Unfortunately, this cautious message can be undercut by private-sector forecasters. Catering to the demands of viewers can mean intentionally running the risk of making forecasts less accurate. For years, when the Weather Channel said there was a 20 percent chance of rain, it actually rained only about 5 percent of the time. People don’t mind when a forecaster predicts rain and it turns out to be a nice day. But if it rains when it isn’t supposed to, they curse the weatherman for ruining their picnic. “If the forecast was objective, if it has zero bias in precipitation,” Bruce Rose, a former vice president for the Weather Channel, said, “we’d probably be in trouble.”
JC comments: The decades of weather forecasting experience provide a wealth of understanding for the process of increasing the accuracy of prediction. The day-to-day testing is invaluable for improving forecasts. Effective forecasts use both a model and expert judgment. And making a forecast is easy; characterizing the uncertainty and assessing confidence in the forecast is the hard part.

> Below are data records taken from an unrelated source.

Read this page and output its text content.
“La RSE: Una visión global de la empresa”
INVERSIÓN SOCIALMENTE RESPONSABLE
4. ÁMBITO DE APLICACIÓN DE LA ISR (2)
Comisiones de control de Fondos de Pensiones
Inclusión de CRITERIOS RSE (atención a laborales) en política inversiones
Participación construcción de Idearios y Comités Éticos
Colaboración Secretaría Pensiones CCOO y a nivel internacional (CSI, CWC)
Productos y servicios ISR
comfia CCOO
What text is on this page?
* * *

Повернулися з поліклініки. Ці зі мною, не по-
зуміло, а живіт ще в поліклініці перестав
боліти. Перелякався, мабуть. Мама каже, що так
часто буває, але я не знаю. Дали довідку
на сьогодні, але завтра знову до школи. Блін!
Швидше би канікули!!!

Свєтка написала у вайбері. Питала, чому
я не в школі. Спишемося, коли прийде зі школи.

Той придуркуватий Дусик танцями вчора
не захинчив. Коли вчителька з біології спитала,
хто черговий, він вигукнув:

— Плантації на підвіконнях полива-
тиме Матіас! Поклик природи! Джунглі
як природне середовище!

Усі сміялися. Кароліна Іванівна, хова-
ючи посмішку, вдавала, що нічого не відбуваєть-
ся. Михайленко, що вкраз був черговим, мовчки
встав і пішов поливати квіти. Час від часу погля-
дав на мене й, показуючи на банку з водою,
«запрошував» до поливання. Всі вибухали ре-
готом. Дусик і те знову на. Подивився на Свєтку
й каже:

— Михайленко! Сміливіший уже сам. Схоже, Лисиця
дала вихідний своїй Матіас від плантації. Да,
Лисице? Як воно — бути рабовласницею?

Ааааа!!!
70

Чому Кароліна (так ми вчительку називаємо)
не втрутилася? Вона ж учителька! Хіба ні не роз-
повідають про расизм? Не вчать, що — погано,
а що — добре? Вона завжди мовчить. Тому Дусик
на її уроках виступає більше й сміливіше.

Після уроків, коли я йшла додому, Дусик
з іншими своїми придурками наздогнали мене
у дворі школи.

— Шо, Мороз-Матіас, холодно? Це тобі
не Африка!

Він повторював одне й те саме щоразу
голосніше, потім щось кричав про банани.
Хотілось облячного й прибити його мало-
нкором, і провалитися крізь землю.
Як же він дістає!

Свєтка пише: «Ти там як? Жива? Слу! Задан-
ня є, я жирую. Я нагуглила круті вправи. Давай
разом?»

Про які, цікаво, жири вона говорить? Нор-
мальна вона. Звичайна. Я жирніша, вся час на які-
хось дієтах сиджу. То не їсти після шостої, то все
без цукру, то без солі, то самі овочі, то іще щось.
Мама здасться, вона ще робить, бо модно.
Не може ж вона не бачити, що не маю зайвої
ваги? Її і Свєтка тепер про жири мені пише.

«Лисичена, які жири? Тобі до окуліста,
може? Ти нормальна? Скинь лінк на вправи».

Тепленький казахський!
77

The article provides some interesting examples on how forecasts are framed in the context of perceived user biases and sensitivities. The Weather Channel’s rainfall forecast example is an interesting one, where probabilities are deliberately biased high. If you carry an umbrella and it doesn’t rain, no big deal. But if it rains and you get caught without an umbrella, then that hurts. So the rainfall forecasts have a precautionary bias, based upon user sensitivity. The Red River flood is an interesting (and painful example). The Weather Service made a terrific forecast, within 10% of the actual magnitude of this extreme event. Their forecast was close to the disaster threshold. The disaster happened in spite of a good forecast; the dam managers should have been concerned about any forecast that came close to the disaster threshold. The forecasters were worried about the dam managers not paying sufficient attention to the forecast, and as a result were not explicit about the uncertainty.
Since climate models have their heritage in weather prediction models, all these lesson learned from weather forecasting should trickle up to those making climate projections for the 21st century, right? Well, in the U.S. anyways, the weather forecasting and climate modeling communities are completely separate (this is not the case in the UK). And until very recently, there have been no attempts to evaluate the climate models against decadal scale variability (which is where the weather forecasters would have started, if they had been assigned to work on this problem). So, climate modelers and the IPCC provide projections for the 21st century using models that are untested in prediction mode.
Ok, people want to know what might happen with the 21st century climate, so climate models can provide some scenarios of what might happen. The problem arises in how these projections are communicated to the decision makers. It seems like both the rainfall and the flood forecast examples are relevant here. The user sensitivity/cost is much higher if the climate changes than if it doesn’t change, so the focus is on scenarios that will produce change (a precautionary bias). The challenge to getting people to pay attention to the projections has arguably been met by downplaying uncertainty in the projections, analogous to the Red River flood forecast.
So, 40 years from now, will climate projections fall on the ‘failed’ or ‘successful’ side of the ledger? Well, time will tell, but in 2050 there may be no simple way to evaluate this. Some elements of the projection may turn out to be correct, even if many aspects are judged to have been not correct by some criteria. The bigger societal issue is whether these projections motivated better (or worse) decisions, in hindsight. And what is ‘better’ depends on values and politics. ‘No regrets’ policies would tilt this in the direction of ‘successful’ even if the climate projections do not verify well in the coming decades.